Prebiotics vs Probiotics

Posted by Dani Kinn (@dkin1015) on Aug 6th 2019

Although prebiotics and probiotics sound very similar, these supplements have very different roles in the digestive system. Probiotics are bacteria that live naturally in your body and their role is to help the intestines break down food. Let’s break down each one and go into a little more depth. Prebiotics are made up of carbohydrates that your body is unable to digest. They serve as food for the probiotic bacteria that goes into your body.

Probiotics

Many types of bacteria are classified as probiotics, but the majority come from two different groups: Lactobacillus and Bifidobacterium. Lactobacillus is the most common probiotic and is found in yogurt and other fermented carbohydrates. It can help with diarrhea and can also help with people who cannot digest lactose. Bifidobacterium are found in some dairy products. It can help ease symptoms of irritable bowel syndrome. Naturally found in the large intestines, bifidobacteria fight harmful bacteria in the intestines, prevent constipation, and help boost the immune system. It can also help reduce intestinal concentrations of certain carcinogenic enzymes.
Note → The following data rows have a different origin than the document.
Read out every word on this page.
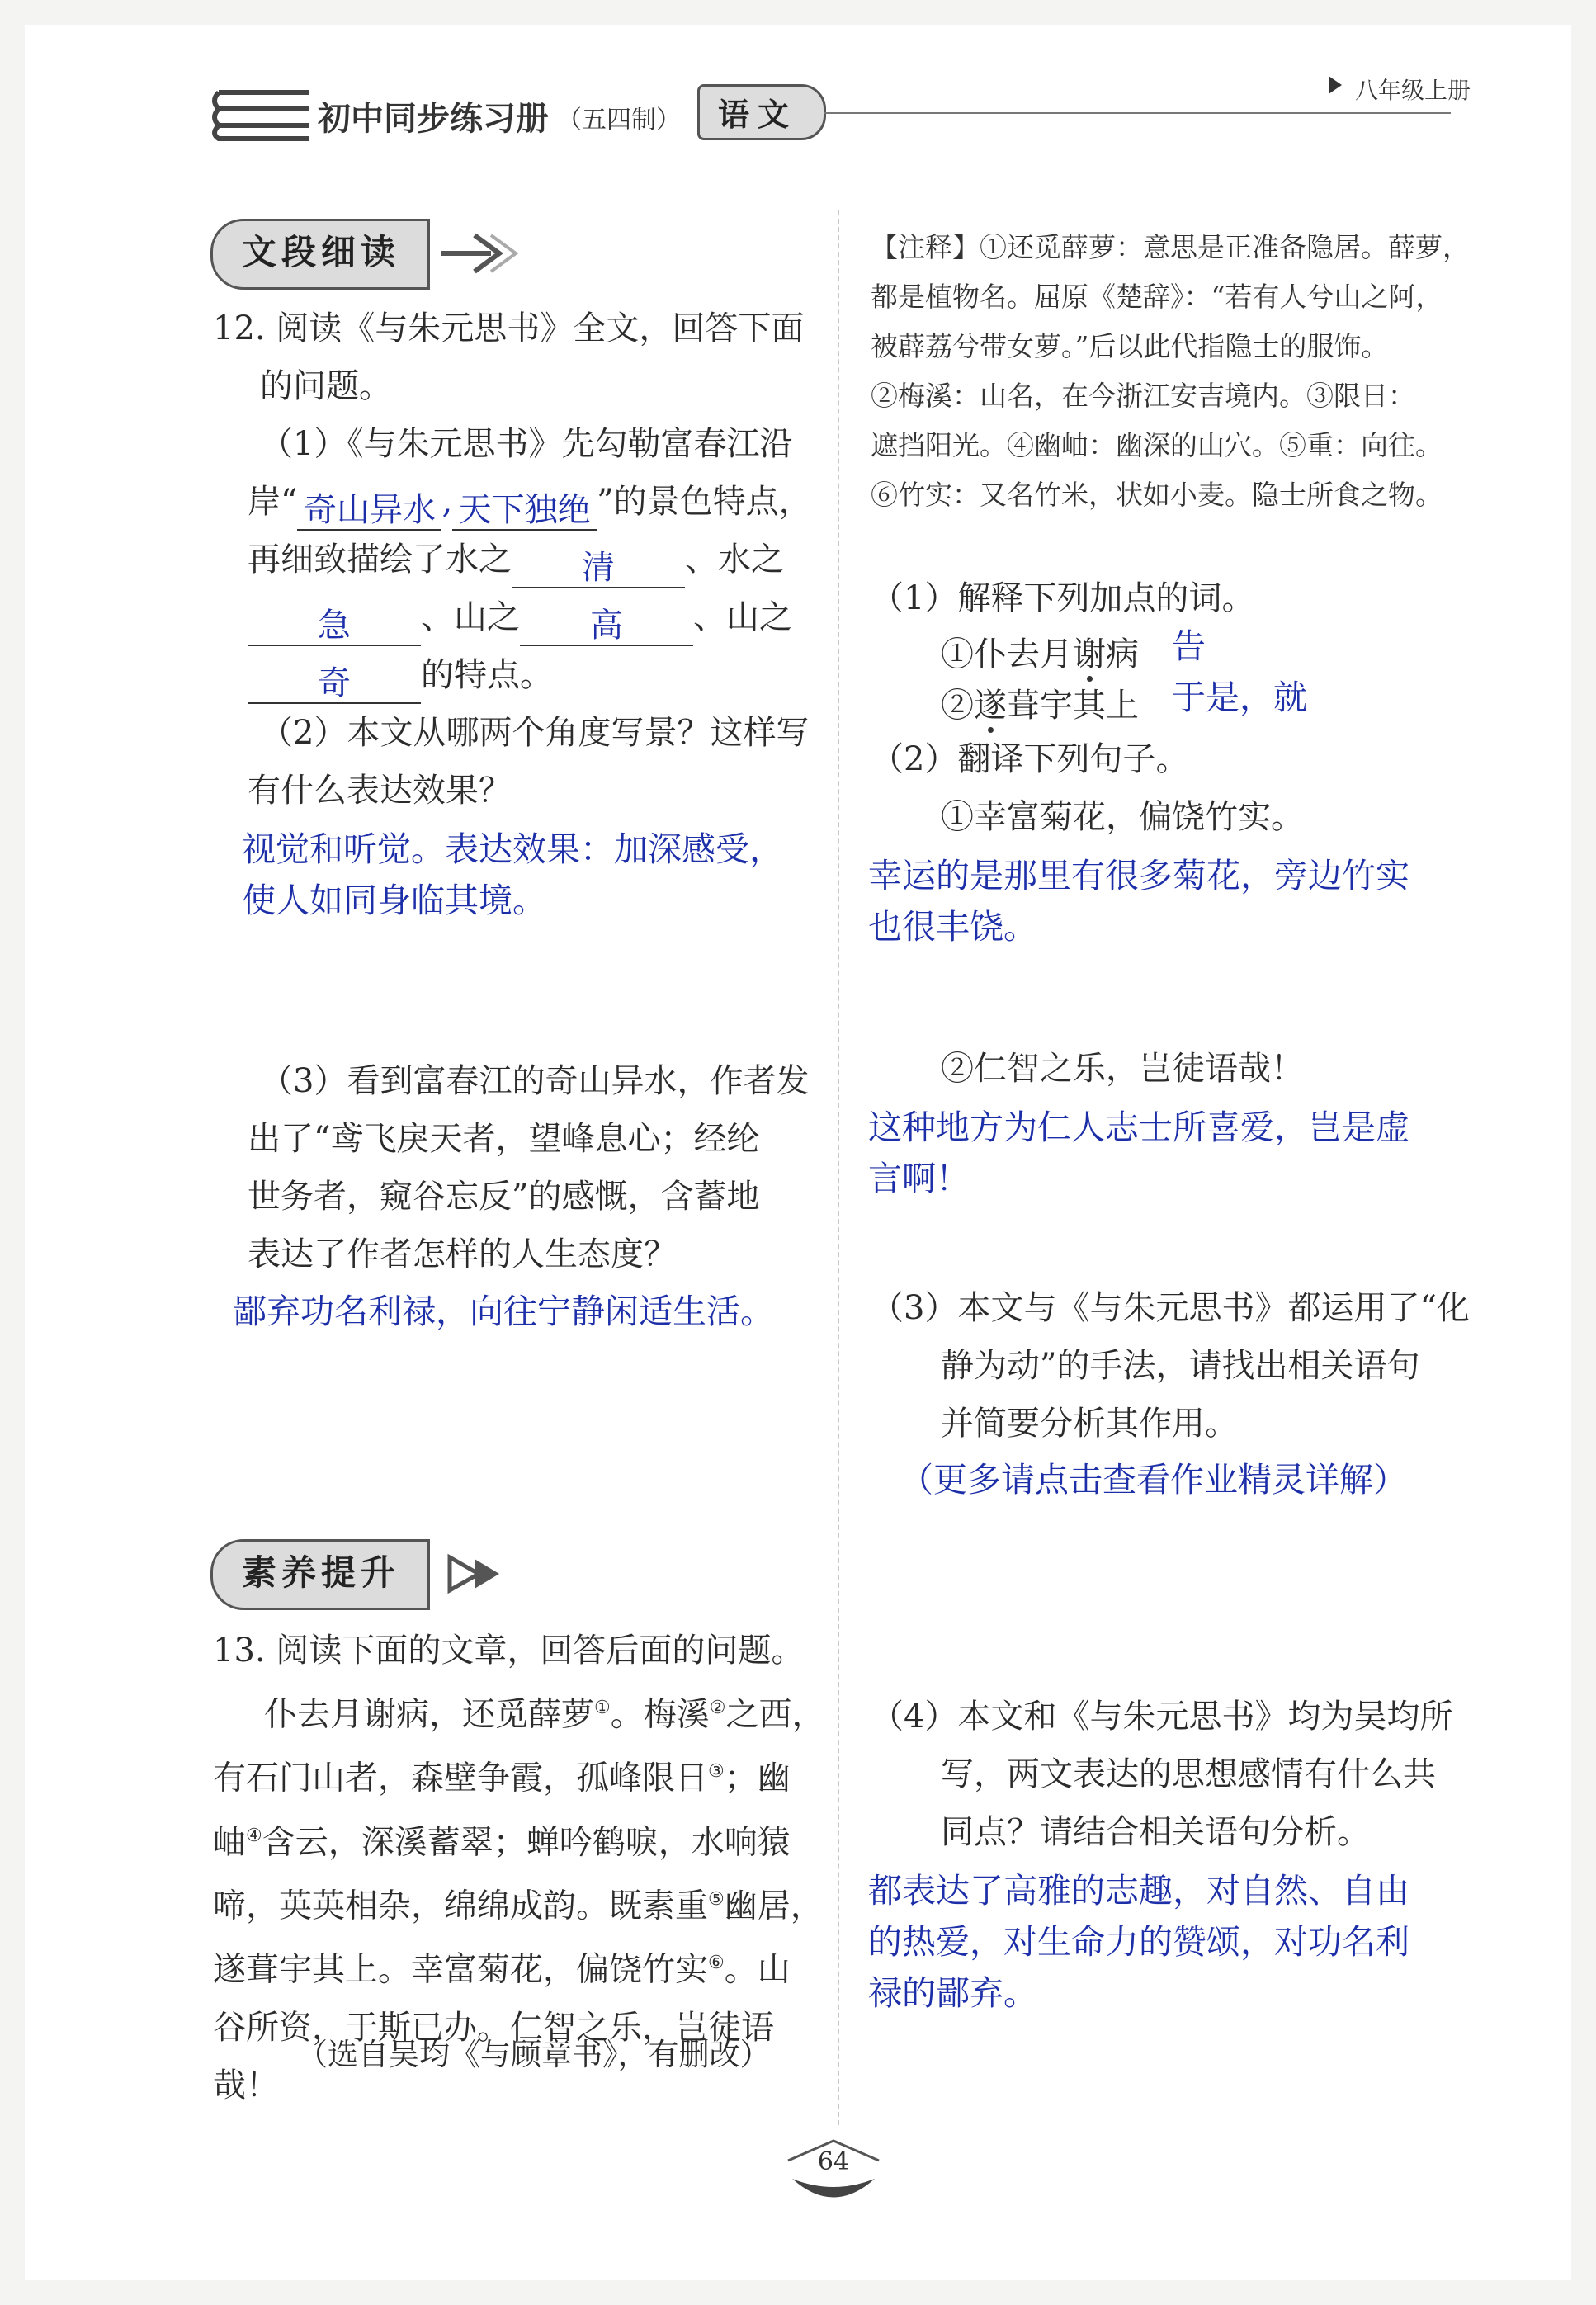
初中同步练习册 （五四制） 语文
八年级上册
文段细读
12. 阅读《与朱元思书》全文，回答下面
的问题。
（1）《与朱元思书》先勾勒富春江沿
岸“ 奇山异水 , 天下独绝 ”的景色特点，
再细致描绘了水之 清 、水之
急 、山之 高 、山之
奇 的特点。
（2）本文从哪两个角度写景？这样写
有什么表达效果？
视觉和听觉。表达效果：加深感受，
使人如同身临其境。
（3）看到富春江的奇山异水，作者发
出了“鸢飞戾天者，望峰息心；经纶
世务者，窥谷忘反”的感慨，含蓄地
表达了作者怎样的人生态度？
鄙弃功名利禄，向往宁静闲适生活。
素养提升
13. 阅读下面的文章，回答后面的问题。
仆去月谢病，还觅薛萝①。梅溪②之西，
有石门山者，森壁争霞，孤峰限日③；幽
岫④含云，深溪蓄翠；蝉吟鹤唳，水响猿
啼，英英相杂，绵绵成韵。既素重⑤幽居，
遂葺宇其上。幸富菊花，偏饶竹实⑥。山
谷所资，于斯已办。仁智之乐，岂徒语哉！
（选自吴均《与顾章书》，有删改）
【注释】①还觅薛萝：意思是正准备隐居。薛萝，
都是植物名。屈原《楚辞》：“若有人兮山之阿，
被薜荔兮带女萝。”后以此代指隐士的服饰。
②梅溪：山名，在今浙江安吉境内。③限日：
遮挡阳光。④幽岫：幽深的山穴。⑤重：向往。
⑥竹实：又名竹米，状如小麦。隐士所食之物。
（1）解释下列加点的词。
①仆去月谢病 告
②遂葺宇其上 于是，就
（2）翻译下列句子。
①幸富菊花，偏饶竹实。
幸运的是那里有很多菊花，旁边竹实
也很丰饶。
②仁智之乐，岂徒语哉！
这种地方为仁人志士所喜爱，岂是虚
言啊！
（3）本文与《与朱元思书》都运用了“化
静为动”的手法，请找出相关语句
并简要分析其作用。
（更多请点击查看作业精灵详解）
（4）本文和《与朱元思书》均为吴均所
写，两文表达的思想感情有什么共
同点？请结合相关语句分析。
都表达了高雅的志趣，对自然、自由
的热爱，对生命力的赞颂，对功名利
禄的鄙弃。
64
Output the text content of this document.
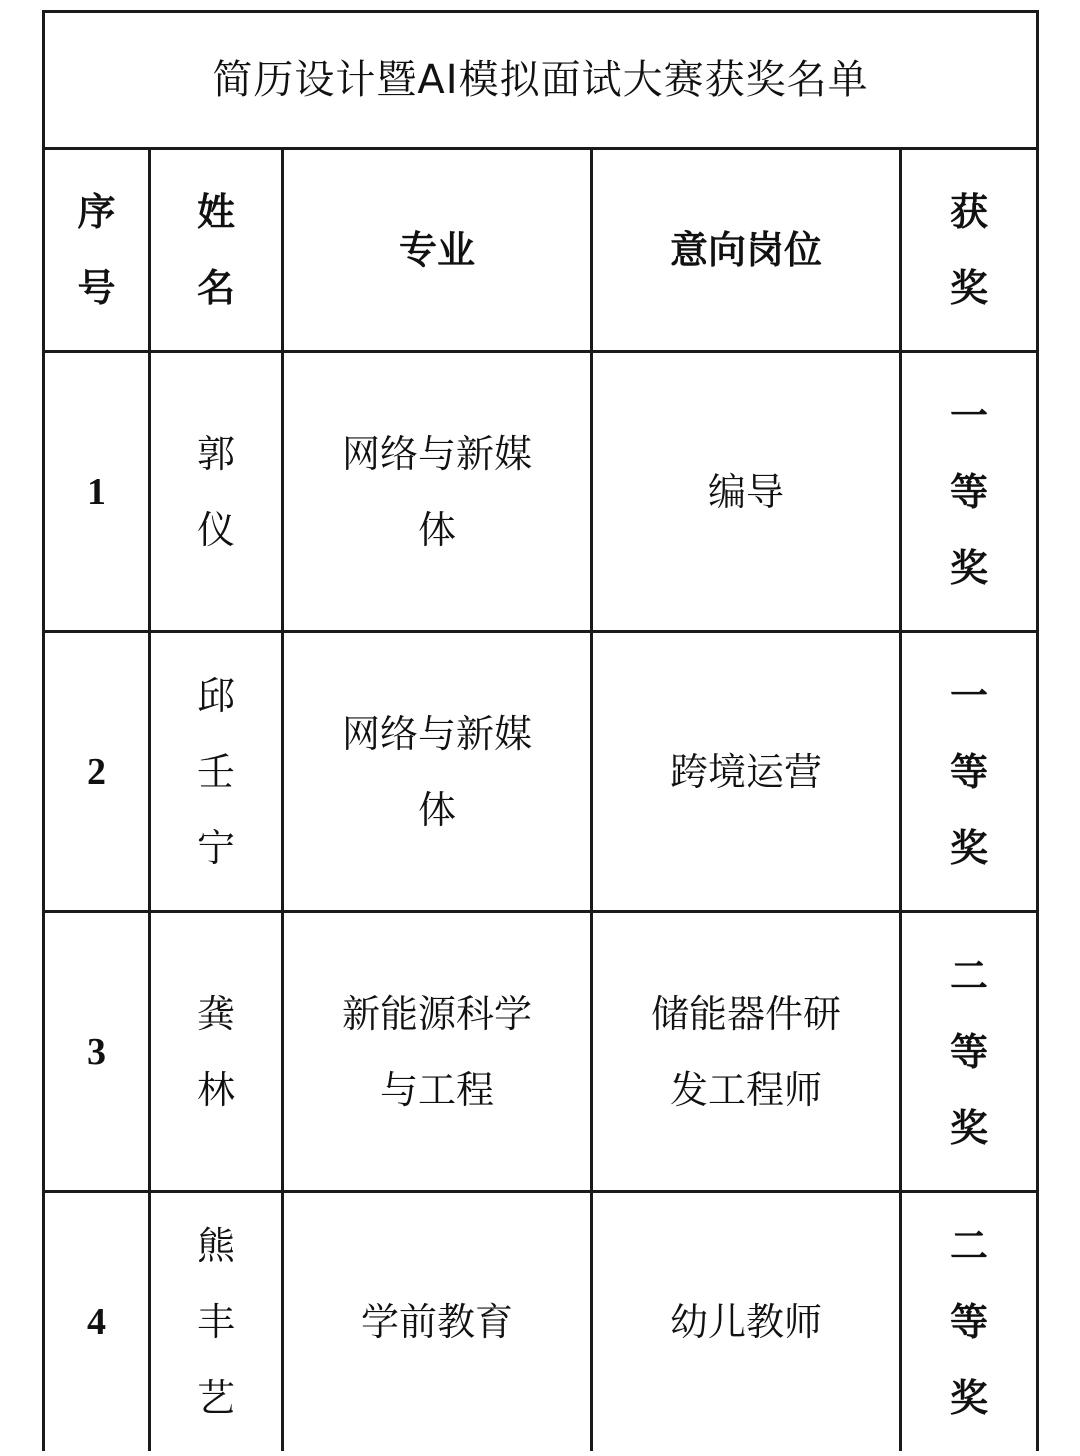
简历设计暨AI模拟面试大赛获奖名单				
序号	姓名	专业	意向岗位	获奖
1	郭仪	网络与新媒体	编导	一等奖
2	邱壬宁	网络与新媒体	跨境运营	一等奖
3	龚林	新能源科学与工程	储能器件研发工程师	二等奖
4	熊丰艺	学前教育	幼儿教师	二等奖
Probiotics can come in liquid or powder form. They usually need to be kept in the refrigerator to keep bacteria contained in them alive and ready to reproduce. A study in 2012 revealed that 4 million adults used probiotics for health benefits. Every probiotic is different because of the variations in the bacteria strains. Not all probiotics will work the same for you, and not everyone needs to take one. Make sure you look for a dairy-free probiotic if you are lactose intolerant avoid any probiotics with Candida if you have a yeast overgrowth.

Prebiotics

Prebiotics don’t actually contain bacteria. They act as fuel to help bacteria grow. All prebiotics are a type of dietary fiber. Chicory root, bananas, and asparagus are great sources of prebiotics that are good for gut bacteria. Other sources include onions, garlic, legumes, and artichokes. Prebiotics haven’t been found to be very beneficial by themselves. Prebiotics and probiotics used together is another story. When a food source contains both prebiotics and probiotics, the combination is called a synbiotic. Studies have shown that prebiotics and probiotics are effective for treating irritable bowel syndrome, allergic disorders, and the common cold. They have also been suggested as treatment for obesity and are being explored as a way to prevent cancer. Lastly, there is promising research to treat inflammatory arthritis.

The Centers for Disease Control and Prevention state that prebiotics and probiotics are generally safe, however side effects can include constipation, gas, loose stool, loss of appetite, bloating, and acid reflux. Allergic reactions are also always a possibility. If you break out in hives or experience extreme pain after ingesting prebiotics or probiotics, call your doctor as soon as possible.